L’homme révolté[1]
Albert Camus
Qu’est-ce
qu’un homme révolté ? Un homme qui dit non. Mais s’il refuse, il ne
renonce pas : c’est aussi un homme qui dit oui, dès son premier
mouvement. Un esclave, qui a reçu des ordres toute sa vie, juge soudain
inacceptable un nouveau commandement. Quel est le contenu de ce "non" ?
Il
signifie, par exemple, "les choses ont trop duré", "jusque-là
oui, au-delà non", "vous allez trop loin", et encore "il y
a une limite que vous ne dépasserez pas". En somme, ce non affirme
l’existence d’une frontière. On retrouve la même idée de la limite dans
ce sentiment du révolté que l’autre "exagère", qu’il étend son
droit au-delà de la frontière à partir de laquelle un autre droit lui fait
face et le limite. Ainsi, le mouvement de révolte s’appuie, en même temps,
sur le refus catégorique d’une intrusion jugée intolérable et sur la
certitude confuse d’un bon droit, plus exactement l’impression, chez le révolté,
qu’il est "en droit de…". La révolte ne va pas sans le sentiment
d’avoir soi-même, en quelque façon, et quelque part, raison. C’est en cela
que l’esclave révolté dit à la fois oui et non. Il affirme, en même temps
que la frontière, tout ce qu’il soupçonne et veut préserver en deçà de la
frontière. Il démontre, avec entêtement, qu’il y a en lui quelque chose qui
"vaut la peine de…", qui demande qu’on y prenne garde. D’une
certaine manière, il oppose à l’ordre qui l’opprime une sorte de droit à
ne pas être opprimé au-delà de ce qu’il peut admettre.
En
même temps que la répulsion à l’égard de l’intrus, il y a dans toute révolte
une adhésion entière et instantanée de l’homme à une certaine part de
lui-même. Il fait donc intervenir implicitement un jugement de valeur, et si
peu gratuit, qu’il le maintient au milieu des périls. Jusque-là, il se
taisait au moins, abandonné à ce désespoir où une condition, même si on la
juge injuste, est acceptée. Se taire, c’est laisser croire qu’on ne juge et
ne désire rien, et, dans certains cas, c’est ne désirer tout, en général,
et rien, ne particulier. Le silence le traduit bien. Mais à partir du moment où
il parle, même en disant non, il désire et juge. Le révolté, au sens étymologique,
fait volte-face. Il marchait sous le fouet du maître. Le voilà qui fait face.
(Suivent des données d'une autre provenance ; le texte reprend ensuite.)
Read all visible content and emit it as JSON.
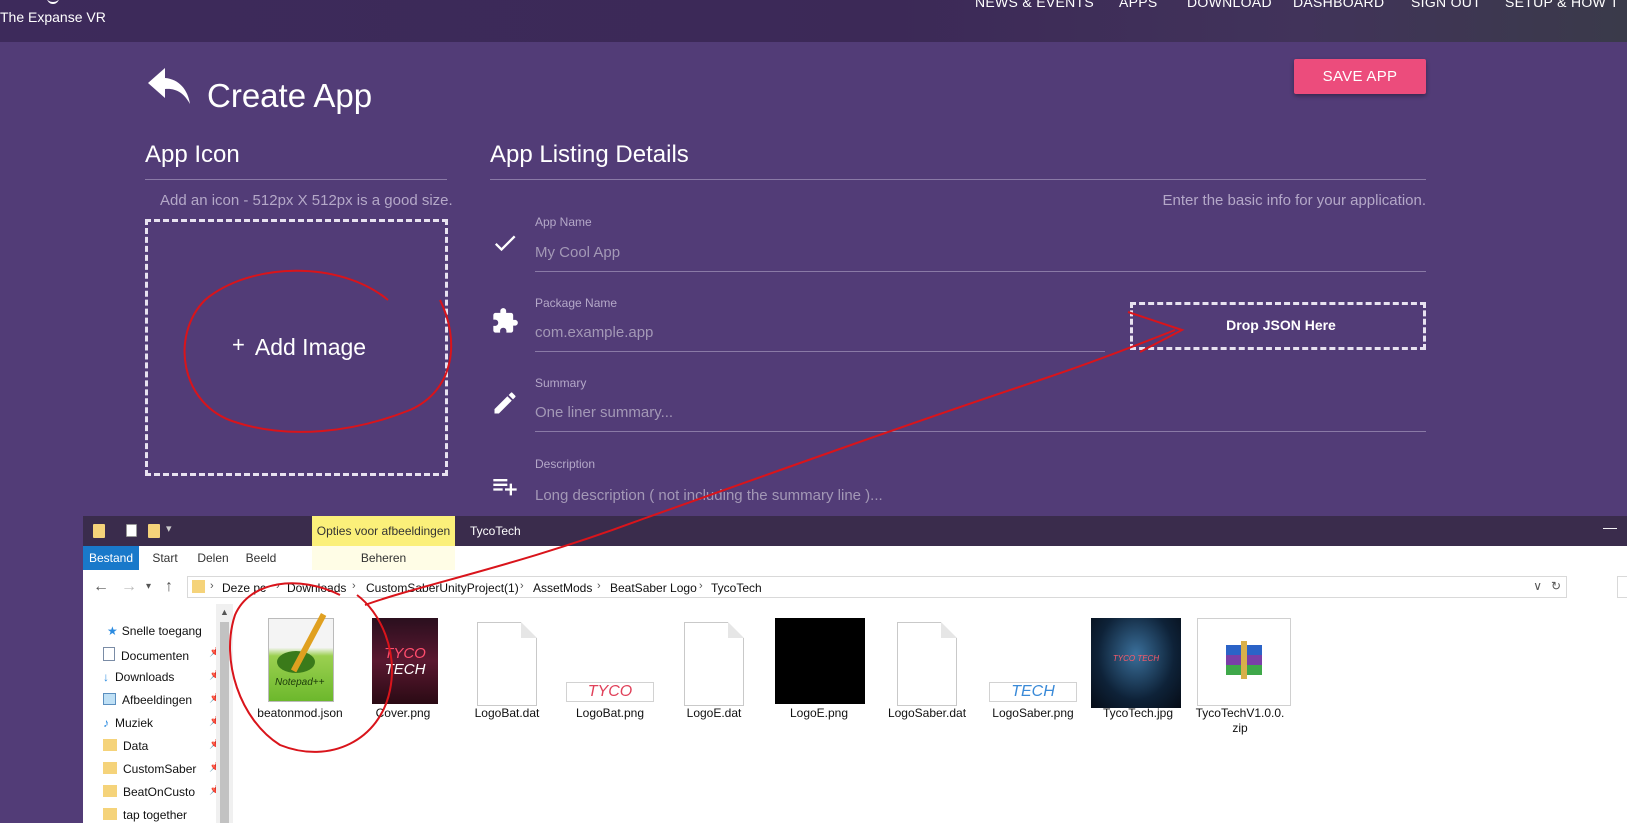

Il oppose ce qui est préférable à ce qui ne l’est pas. Toute valeur
n’entraîne pas la révolte, mais tout mouvement de révolte invoque
tacitement une valeur. S’agit-il au moins d’une valeur ?
Si
confusément que ce soit, une prise de conscience naît du mouvement de révolte :
la perception, soudain éclatante, qu’il y a dans l’homme quelque chose à
quoi l’homme peut s’identifier, fût-ce pour un temps. Cette identification
jusqu’ici n’était pas sentie réellement. Cette identification jusqu’ici
n’était pas sentie réellement. Toutes les exactions antérieures au
mouvement d’insurrection, l’esclave les souffrait. Souvent même, il avait
reçu dans réagir des ordres plus révoltants que celui qui déclenche son
refus. Il y apportait de la patience, les rejetant peut-être en lui-même,
mais, puisqu’il se taisait, plus soucieux de son intérêt immédiat que
conscient encore de son droit. Avec la perte de la patience, avec
l’impatience, commence au contraire un mouvement qui peut s’étendre à tout
ce qui, auparavant, était accepté. Cet élan est presque toujours rétroactif.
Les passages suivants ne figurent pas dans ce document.